Support for President Trump’s attempt to overturn his election loss began to collapse in the Senate on Monday after the Electoral College certified President-elect Joseph R. Biden Jr.’s victory, with many of the chamber’s top Republicans saying the time had come to recognize results that have been evident for weeks.

While they insisted that Mr. Trump could still challenge the results in court should he wish, the senators said the certification should be considered the effective conclusion of an election that has fiercely divided the country. And after weeks of silence as Mr. Trump and others in their party sought to overturn the results in increasingly extreme ways, they urged their colleagues to move on.

“I understand there are people who feel strongly about the outcome of this election, but in the end, at some point, you have to face the music,” Senator John Thune of South Dakota, Republicans’ No. 2, told reporters in the Capitol. “And I think once the Electoral College settles the issue today, it’s time for everybody to move on.”

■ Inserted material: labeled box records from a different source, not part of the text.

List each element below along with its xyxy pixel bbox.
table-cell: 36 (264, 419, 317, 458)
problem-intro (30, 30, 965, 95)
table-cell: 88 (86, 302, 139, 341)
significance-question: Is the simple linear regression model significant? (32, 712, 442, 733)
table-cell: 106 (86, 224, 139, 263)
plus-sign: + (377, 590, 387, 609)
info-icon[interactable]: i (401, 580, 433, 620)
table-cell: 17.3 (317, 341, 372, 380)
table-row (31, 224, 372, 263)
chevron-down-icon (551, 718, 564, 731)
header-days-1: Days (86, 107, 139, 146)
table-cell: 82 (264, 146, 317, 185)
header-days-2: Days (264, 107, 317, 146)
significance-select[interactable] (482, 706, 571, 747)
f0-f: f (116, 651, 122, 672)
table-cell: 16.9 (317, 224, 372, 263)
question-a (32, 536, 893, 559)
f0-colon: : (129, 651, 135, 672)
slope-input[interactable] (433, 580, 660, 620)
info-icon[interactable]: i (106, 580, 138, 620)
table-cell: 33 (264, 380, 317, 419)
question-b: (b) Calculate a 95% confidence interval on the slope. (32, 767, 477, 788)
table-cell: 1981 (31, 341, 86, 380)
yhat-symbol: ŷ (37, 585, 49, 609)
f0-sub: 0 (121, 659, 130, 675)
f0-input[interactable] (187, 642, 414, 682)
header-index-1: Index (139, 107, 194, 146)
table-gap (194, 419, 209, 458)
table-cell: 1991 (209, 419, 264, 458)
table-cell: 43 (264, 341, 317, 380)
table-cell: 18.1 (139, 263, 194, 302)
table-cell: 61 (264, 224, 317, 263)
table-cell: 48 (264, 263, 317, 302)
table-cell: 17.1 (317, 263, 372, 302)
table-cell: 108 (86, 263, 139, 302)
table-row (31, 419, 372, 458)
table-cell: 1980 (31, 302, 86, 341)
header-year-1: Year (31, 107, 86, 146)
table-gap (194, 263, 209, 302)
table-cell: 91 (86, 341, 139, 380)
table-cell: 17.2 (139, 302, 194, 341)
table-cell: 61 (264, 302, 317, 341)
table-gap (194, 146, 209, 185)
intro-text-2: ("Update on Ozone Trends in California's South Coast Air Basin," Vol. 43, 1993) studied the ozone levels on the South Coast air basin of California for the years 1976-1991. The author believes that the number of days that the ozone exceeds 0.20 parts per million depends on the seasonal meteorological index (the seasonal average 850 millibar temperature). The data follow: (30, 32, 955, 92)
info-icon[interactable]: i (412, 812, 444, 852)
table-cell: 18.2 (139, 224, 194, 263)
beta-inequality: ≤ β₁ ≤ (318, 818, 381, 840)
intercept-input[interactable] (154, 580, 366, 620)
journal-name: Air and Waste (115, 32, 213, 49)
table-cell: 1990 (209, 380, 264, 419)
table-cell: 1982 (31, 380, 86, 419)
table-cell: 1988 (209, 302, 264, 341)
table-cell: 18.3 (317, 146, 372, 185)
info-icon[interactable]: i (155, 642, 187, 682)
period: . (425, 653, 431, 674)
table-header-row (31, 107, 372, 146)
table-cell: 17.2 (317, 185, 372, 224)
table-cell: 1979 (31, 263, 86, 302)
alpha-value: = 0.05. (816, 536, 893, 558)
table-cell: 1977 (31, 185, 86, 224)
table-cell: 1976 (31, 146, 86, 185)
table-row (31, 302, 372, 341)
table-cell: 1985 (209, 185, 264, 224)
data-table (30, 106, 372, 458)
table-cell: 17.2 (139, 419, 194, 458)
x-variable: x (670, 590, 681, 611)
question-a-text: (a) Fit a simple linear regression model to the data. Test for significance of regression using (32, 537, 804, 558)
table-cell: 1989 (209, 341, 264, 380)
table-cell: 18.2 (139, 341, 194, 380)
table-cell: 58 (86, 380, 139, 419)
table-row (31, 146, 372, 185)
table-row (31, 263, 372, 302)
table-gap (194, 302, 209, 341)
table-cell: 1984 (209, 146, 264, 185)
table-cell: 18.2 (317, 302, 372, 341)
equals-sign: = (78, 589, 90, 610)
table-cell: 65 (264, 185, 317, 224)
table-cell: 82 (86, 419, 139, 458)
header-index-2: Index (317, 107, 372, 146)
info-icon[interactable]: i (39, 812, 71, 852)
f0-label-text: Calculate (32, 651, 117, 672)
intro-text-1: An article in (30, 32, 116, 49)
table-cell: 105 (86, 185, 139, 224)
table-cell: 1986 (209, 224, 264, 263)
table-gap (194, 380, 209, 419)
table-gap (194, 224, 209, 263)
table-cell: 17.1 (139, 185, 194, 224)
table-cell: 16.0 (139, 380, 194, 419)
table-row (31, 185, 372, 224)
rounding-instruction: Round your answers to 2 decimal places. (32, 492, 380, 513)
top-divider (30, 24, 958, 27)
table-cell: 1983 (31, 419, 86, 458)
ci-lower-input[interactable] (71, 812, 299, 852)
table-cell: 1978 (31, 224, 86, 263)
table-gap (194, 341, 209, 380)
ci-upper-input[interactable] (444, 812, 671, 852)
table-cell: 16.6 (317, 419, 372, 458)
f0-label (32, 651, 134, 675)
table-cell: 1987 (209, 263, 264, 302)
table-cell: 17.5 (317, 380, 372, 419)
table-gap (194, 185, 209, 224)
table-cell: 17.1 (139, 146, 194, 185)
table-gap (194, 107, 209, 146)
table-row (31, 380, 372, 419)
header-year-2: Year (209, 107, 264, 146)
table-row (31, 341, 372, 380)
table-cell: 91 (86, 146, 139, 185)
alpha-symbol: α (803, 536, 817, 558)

Even Senator Lindsey Graham, the South Carolina Republican who initially fanned Mr. Trump’s claims of fraud in key battleground states, said he now saw only “a very, very narrow path for the president” and had spoken with Mr. Biden and some of his likely cabinet nominees.

“I don’t see how it gets there from here, given what the Supreme Court did,” he added, referring to the justices’ decision on Friday to reject a long-shot suit by Texas seeking to overturn the results in a handful of states Mr. Biden won.

The comments amounted to a notable and swift sea change in a body that for weeks has essentially refused to acknowledge the inevitable, although the shift was far from unanimous.

Senator Mitch McConnell of Kentucky, the majority leader, stayed conspicuously silent on Monday, declining to acknowledge Mr. Biden’s victory. He dedicated his only public remarks to stimulus negotiations and ignored a question about the Electoral College proceeding shouted by a reporter in the Capitol.

It was unclear on Monday if those who relented were a harbinger of a larger shift by elected Republicans to accept Mr. Trump’s defeat, or a sign of a growing rift within the party between those willing to accept reality and those — a loyal core in the Senate and the vast majority in the House — who appear ready to follow him wherever he leads.

Mr. McConnell’s allies said that he would honor the election outcome come January, but did not want to pick a fight with Mr. Trump now, for fear of damaging Republicans’ chances in a pair of January Senate runoff elections in Georgia that will decide control of the chamber.

He is also concerned, they said, that doing so could jeopardize a string of year-end legislative priorities that will require the president’s signature, including a catchall spending measure and the stimulus package to address the continuing toll of the pandemic.